Thank you for sharing your experience, this is so valuable. The healing journey is not easy, but you are on the right pad. ❤
I would love to know more about the control aspect of this!
How do you surrender?
Whew, such an interesting topic. Ill write it down on the list, but I'll have to think about how to put this one in to words for a while!
@@paulientimmer-healingthefe9870 yes. I want to learn how to surrender! You said to surrender is to let go of control.. but how do we let go? I have surrendered to moments of love with my man.. it is so intensely beautiful and deep. But then I get scared and swim back to the surface to breathe and think. I believe total surrender equals total trust and it is a constant. Not just moments of it. I can only handle moments of surrender. Thanks, Paulien!

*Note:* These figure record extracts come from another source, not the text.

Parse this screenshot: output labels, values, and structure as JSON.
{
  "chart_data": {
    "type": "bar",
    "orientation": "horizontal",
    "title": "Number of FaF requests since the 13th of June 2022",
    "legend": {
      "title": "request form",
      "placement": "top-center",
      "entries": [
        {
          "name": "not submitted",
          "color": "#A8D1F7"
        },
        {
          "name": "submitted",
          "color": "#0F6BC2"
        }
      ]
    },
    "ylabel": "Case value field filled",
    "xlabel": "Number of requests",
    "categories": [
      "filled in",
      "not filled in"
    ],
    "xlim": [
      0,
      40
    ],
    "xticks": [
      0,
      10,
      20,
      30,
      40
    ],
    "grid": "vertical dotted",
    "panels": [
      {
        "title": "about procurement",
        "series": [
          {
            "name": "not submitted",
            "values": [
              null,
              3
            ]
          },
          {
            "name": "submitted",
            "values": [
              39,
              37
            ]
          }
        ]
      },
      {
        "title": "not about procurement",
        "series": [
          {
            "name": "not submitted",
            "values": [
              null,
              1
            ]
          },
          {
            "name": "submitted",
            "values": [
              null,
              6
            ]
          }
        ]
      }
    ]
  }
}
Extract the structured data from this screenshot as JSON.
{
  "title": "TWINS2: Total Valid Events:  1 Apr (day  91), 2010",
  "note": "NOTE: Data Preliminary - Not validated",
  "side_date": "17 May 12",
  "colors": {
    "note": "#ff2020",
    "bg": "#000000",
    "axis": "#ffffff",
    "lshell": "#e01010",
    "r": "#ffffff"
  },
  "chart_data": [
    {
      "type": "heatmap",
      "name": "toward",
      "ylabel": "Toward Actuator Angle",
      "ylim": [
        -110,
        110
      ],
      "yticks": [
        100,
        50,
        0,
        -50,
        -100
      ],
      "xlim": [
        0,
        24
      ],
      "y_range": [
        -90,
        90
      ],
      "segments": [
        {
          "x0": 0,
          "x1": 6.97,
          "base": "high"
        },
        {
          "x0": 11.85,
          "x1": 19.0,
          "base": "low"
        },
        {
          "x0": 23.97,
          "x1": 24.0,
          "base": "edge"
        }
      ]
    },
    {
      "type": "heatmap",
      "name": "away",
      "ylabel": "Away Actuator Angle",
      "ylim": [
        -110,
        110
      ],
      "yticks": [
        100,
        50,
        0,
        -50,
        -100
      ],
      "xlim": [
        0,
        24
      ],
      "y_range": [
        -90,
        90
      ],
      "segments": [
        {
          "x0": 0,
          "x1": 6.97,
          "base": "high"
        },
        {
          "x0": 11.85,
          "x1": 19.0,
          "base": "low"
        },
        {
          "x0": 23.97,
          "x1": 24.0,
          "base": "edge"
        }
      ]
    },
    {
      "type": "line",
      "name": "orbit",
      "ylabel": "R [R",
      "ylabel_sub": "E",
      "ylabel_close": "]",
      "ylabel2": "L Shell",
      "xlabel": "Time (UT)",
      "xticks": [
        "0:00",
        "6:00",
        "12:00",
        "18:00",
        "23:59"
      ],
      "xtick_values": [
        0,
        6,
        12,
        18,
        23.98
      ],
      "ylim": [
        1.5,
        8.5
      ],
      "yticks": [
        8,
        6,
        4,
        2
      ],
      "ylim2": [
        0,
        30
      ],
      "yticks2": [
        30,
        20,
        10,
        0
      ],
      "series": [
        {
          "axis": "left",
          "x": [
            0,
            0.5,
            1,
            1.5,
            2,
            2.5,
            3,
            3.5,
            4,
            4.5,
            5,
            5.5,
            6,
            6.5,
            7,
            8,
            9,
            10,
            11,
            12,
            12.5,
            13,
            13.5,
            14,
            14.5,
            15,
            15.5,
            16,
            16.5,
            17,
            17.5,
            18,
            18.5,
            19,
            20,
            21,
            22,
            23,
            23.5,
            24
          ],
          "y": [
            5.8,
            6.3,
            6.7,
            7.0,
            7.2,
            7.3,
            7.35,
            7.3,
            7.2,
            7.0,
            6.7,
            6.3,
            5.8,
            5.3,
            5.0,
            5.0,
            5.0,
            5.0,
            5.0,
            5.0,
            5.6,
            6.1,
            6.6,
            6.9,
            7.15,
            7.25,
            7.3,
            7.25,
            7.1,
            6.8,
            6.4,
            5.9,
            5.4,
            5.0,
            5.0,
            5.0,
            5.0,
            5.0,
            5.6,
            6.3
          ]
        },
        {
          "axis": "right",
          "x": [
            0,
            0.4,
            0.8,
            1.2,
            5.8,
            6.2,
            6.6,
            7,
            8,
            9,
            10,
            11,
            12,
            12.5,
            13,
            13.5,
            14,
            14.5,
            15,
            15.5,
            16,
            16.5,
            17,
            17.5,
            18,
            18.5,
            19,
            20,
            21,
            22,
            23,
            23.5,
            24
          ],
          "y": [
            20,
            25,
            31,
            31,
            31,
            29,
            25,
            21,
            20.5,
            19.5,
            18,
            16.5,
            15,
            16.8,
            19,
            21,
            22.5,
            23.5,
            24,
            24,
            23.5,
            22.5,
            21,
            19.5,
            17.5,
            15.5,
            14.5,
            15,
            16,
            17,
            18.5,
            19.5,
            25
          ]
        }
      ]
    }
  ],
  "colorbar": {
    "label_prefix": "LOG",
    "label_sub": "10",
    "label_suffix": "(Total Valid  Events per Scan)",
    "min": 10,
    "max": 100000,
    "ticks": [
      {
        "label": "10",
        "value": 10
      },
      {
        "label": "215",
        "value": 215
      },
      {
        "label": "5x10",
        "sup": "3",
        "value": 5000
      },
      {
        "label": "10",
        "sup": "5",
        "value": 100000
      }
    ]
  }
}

@@lke4907 you say you then get scared. What do you get scared about? What if that happens? Well that will happen. You will survive it. Did it happen yet? No. So why do you want to feel miserable over scenario that has not manifested? It's just insane. Fears are insanity. Unless ofc you really are in a physical unsafe situation but then instincts will show you what to do. Maybe you haven't suffered enough to accept suffering is inevitable and you will get through it every single time.
@@sunbeam9222 maybe I haven't suffered enough??????????????
@@lke4907 yes we grow more awareness through suffering than clinging onto fears. Eckhart Tolle says " suffering has a noble cause, the evolution of consciousness and the burning up of the ego"
Wow, I wish I could get my FA gf to talk to you......This is where we are at 3 yrs, 8 months into it and she just ended it.....
You’re amazing, thank you so much for your help!
I feel that by giving too much too soon it will make him not appreciate me and take me for granted. How do I know that’s not going to happen? 😢
That's not for you to manage and decide! If they decide to take you for granted, they are showing you who they are, not what you have done wrong :) You get to be you, fully, and find someone that loves all of that.
Your only job is to be you, authentically, consciously you ❤️ Otherwise it becomes strategic and already cutting the flow of the relationship. It doesn't have to be perfect. Healthy connections are not perfect, they remain organic tho.
Hello Paulien, would it be a good idea to send this video or a similar one to a fearful avoidant ?
is that grey area you're talking what we call a situationship nowadays? 👀
Sounds so 👀
Not really. I believe The grey zone she’s referring to here is when you are in a committed relationship but in your mind you are one foot in one foot out. Like you haven’t settled fully in your relationship because of all those fears you have around it. You go back and forth between staying and leaving
Exactly! You go back and forth between staying and leaving, even if that is just in your thoughts.